Cinéma Octobre 2021

Fatima (6 octobre 2021)

Ce film américano-portugais de Marco Pontecorvo, sur les apparitions de Fatima aux trois enfants Lucia, Francesco et Jacintha, précédées des apparitions de l’ange à Lucia, se concentre sur l’année 1917. Il y a toutefois un jeu de va-et-vient entre 1917 et l’époque actuelle où Sœur Lucia, vers la fin de sa vie dans son couvent de Coïmbra, répond à un journaliste athée (Harvey Keitel) qui enquête sur ce phénomène. Le film suit fidèlement le témoignage de Sœur Lucia, ce qui est très appréciable, même si pour des raisons dramatiques compréhensibles, il fait quelques entorses au récit de la voyante. Par exemple, l’interrogatoire des enfants par l’évêque qui se montre d’une extrême sévérité ne reflète pas la réalité. Les enfants ont connu en effet des interrogatoires très durs mais pas par l’évêque, qui était bienveillant. Ces fictions sont conformes à la déclaration d’intention du film : « inspiré d’une histoire vraie ». Hors ces accommodements, le film reproduit exactement le récit des apparitions, prenant le pari – devant lequel reculent souvent les cinéastes – de montrer vraiment une apparition, avec une jeune femme d’une délicate beauté, qui ne dépare nullement le contexte religieux. Ce qu’on apprécie d’emblée c’est la qualité cinématographique, remarquable, loin du misérabilisme trop fréquent dans ce genre de film, avec des moyens, une caméra tout en nuance jouant magnifiquement sur les couleurs et les ombres, de beaux espaces et, surtout, des acteurs exceptionnels, tout particulièrement les trois petits voyants. Cela fait un film prenant qui laisse une trace durable. Une belle réussite à ne surtout pas manquer.

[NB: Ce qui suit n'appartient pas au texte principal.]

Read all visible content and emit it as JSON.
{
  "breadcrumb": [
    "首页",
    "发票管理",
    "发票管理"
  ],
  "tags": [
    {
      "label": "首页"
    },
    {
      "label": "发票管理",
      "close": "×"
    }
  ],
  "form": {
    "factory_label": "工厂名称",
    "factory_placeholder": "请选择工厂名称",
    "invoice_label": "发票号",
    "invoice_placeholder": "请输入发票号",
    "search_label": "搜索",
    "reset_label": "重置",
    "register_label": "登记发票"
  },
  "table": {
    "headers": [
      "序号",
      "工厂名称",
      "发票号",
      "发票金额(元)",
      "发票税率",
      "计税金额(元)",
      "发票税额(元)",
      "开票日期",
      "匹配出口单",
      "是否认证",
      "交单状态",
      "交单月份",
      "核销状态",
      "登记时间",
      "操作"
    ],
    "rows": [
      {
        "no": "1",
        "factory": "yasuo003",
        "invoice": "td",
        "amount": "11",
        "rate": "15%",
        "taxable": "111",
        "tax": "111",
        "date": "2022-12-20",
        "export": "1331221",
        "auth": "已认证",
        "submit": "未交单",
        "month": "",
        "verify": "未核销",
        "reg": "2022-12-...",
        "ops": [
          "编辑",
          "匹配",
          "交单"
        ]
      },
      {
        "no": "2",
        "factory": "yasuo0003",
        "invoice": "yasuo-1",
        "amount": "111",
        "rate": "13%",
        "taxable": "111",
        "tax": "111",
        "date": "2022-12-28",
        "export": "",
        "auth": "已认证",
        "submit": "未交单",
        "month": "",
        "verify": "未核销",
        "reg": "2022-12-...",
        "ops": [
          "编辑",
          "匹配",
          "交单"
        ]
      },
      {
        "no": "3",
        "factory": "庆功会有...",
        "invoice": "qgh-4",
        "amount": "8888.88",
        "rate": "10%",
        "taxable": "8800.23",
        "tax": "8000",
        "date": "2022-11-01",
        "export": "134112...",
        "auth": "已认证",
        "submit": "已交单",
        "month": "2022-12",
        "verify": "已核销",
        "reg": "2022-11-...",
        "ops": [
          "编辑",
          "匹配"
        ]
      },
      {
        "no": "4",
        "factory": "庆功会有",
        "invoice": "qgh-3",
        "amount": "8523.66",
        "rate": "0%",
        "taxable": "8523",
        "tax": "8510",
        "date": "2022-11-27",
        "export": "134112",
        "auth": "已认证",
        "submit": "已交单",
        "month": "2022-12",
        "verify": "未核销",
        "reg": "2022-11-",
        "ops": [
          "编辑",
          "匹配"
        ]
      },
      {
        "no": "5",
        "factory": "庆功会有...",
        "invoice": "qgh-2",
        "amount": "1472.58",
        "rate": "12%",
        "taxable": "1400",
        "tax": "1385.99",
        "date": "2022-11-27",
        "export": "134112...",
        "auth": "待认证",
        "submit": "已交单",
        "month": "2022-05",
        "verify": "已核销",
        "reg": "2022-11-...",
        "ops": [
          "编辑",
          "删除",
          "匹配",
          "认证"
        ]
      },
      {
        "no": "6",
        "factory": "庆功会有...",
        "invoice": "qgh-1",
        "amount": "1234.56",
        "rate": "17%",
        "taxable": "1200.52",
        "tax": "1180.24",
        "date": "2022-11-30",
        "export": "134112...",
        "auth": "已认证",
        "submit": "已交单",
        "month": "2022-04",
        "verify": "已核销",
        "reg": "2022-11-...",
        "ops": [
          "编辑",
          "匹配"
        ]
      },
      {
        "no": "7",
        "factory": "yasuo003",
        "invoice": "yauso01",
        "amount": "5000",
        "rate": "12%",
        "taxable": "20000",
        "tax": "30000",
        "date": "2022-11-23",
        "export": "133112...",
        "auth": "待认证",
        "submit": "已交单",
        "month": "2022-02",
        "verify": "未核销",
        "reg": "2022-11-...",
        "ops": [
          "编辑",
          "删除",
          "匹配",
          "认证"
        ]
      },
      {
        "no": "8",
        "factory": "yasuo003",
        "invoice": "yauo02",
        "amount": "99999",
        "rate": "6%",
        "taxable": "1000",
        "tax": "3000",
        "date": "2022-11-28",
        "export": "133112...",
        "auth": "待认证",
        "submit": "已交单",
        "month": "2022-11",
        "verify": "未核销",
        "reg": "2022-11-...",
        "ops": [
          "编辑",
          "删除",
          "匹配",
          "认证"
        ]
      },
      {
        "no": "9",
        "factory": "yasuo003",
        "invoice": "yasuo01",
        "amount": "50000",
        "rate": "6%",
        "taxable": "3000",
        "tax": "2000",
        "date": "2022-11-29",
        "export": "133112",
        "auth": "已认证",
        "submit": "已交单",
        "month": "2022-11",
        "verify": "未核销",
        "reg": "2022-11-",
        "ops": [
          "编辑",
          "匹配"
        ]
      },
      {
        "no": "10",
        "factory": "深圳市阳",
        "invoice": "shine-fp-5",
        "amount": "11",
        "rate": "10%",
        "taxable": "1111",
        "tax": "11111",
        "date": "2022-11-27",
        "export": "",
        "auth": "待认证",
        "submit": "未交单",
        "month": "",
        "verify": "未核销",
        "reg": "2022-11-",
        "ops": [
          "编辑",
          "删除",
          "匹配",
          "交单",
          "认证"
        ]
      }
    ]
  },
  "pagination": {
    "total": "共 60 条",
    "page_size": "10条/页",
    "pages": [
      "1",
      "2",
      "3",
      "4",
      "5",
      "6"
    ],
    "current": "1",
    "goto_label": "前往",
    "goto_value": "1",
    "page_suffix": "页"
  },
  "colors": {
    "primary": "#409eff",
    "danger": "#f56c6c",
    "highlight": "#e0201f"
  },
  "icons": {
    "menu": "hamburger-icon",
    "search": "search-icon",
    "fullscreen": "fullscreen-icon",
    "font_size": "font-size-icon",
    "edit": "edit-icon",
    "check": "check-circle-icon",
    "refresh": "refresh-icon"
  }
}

Eugénie Grandet (29 septembre 2021)

Felix Grandet est un potentat dans sa maison de Saumur, condamnant sa femme et à sa fille Eugénie à une vie sans distractions. Incroyablement avare, il récuse les beaux partis venus demander sa fille en mariage, craignant de voir entamée la fabuleuse fortune qu’il cache à tous. Quand arrive son neveu, dandy parisien orphelin et ruiné, c’est un bouleversement dans la vie d’Eugénie. L’amour et la générosité qu’elle a pour lui plongent Grandet dans une rage absolue. Le voilà plus que jamais prêt à tout sacrifier sur l’autel du profit, même sa propre famille…
Pour adapter Balzac, il y a là un réalisateur, Marc Dugain (L’échange des princesses), qui a d’abord été écrivain et qui entre dans l’univers de la Comédie Humaine avec familiarité. Il a lui aussi le goût des décors décrits exactement. Tout est prêt pour accueillir les personnages, nombreux, mais qui se résument aux trois premiers d’entre eux, Grandet, sa femme et sa fille. Pour celle-ci, jouée par Joséphine Japy, avouons notre déception devant son constant sourire mignonnet qui cadre mal avec la détermination froide dont elle devra faire preuve ; Valérie Bonneton, la mère, inattendue dans un rôle dramatique, s’y montre parfaite ; mais c’est Olivier Gourmet qui en impose le plus, sidérant de cruauté matoise dans le rôle du Père Grandet où il montre de manière définitive qu’il est plus qu’un excellent acteur : un grand comédien.